Kegagalan PDI Perjuangan (PDIP) mencapai target perolehan suara pada pemilu legislatif (pileg) 2014 dianggap gagalnya Joko Widodo sebagai calon presiden (capres) untuk mengatrol dukungan bagi partai pimpinan Megawati Soekarnoputri itu. Pria yang akrab disapa Jokowi itu dinilai tidak mampu memanfaatkan elektabilitasnya yang tinggi untuk mendongkrak suara PDIP.

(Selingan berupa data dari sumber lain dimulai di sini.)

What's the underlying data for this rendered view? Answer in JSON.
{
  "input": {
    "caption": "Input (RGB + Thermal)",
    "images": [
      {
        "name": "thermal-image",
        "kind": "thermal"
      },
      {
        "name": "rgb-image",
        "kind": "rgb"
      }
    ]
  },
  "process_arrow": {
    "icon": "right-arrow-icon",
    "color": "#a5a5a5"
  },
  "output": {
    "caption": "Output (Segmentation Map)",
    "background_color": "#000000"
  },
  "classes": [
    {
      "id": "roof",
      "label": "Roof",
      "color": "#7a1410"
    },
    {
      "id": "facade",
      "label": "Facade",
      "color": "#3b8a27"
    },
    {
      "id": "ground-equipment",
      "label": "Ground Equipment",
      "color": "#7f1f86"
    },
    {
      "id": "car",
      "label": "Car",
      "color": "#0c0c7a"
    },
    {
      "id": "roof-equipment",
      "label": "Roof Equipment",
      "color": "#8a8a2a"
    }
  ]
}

Namun, pengamat dari UIN Syarif Hidayatullah, Burhanuddin Muhtadi memiliki pandangan berbeda. Menurutnya, pada pileg lalu Jokowi tidak diberi kesempatan untuk memanfaatkan kekuatan terbesarnya.Menurut Burhan, relawan atau voluntarism adalah kekuatan terbesar Jokowi. Namun, saat pemilu legislatif, pergerakan para relawan ini ternyata sangat dibatasi oleh PDIP sendiri. "Terjadi birokratisasi pemenangan Jokowi," ujar Burhan dalam diskusi bertema Strategi Merebut Suara Kaum Muda di acara temu nasional relawan Jokowi yang tergabung dalam Aliansi Masyarakat Sipil Untuk Indonesia Hebat (Almisbat) di Jakarta, Sabtu (10/5/2014).

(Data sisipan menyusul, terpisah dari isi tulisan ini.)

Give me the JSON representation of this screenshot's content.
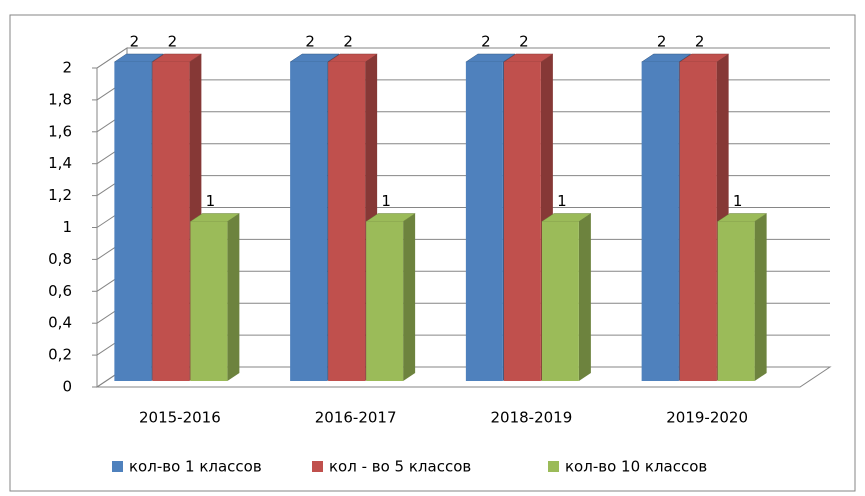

Burhan pun mengingatkan agar kesalahan yang sama tidak terulang lagi di pemilihan presiden (pilpres) bulan Juli mendatang. Jika Jokowi ingin menang, lanjut Burhan, seluruh relawannya di Tanah Air harus bekerja keras. "Mengandalkan mesin partai saja tidak cukup," tandasnya.
Burhan pun mencontohkan kesuksesan Jokowi pada Pemilukada DKI 2012 silam karena kerja relawan. "Waktu pilkada DKI Itu yang muncul di YouTube di media sosial relawan Jokowi, melawan 85 persen parlemen di DPRD, dan Jokowi yang menang," katanya.
Burhan menambahkan, Jokowi ibarat superstar dalam Pilpres 2014 ini karena kekuatannya tidak hanya pada partai pengusung, melainkan juga pada kekuatan relawan dan dukungan publik. Direktur Eksekutif Indikator Politik Indonesia itu bahkan menyebut Pilpres 2014 sebagai pertarungan antara kekuatan lama lawan kekuatan era reformasi.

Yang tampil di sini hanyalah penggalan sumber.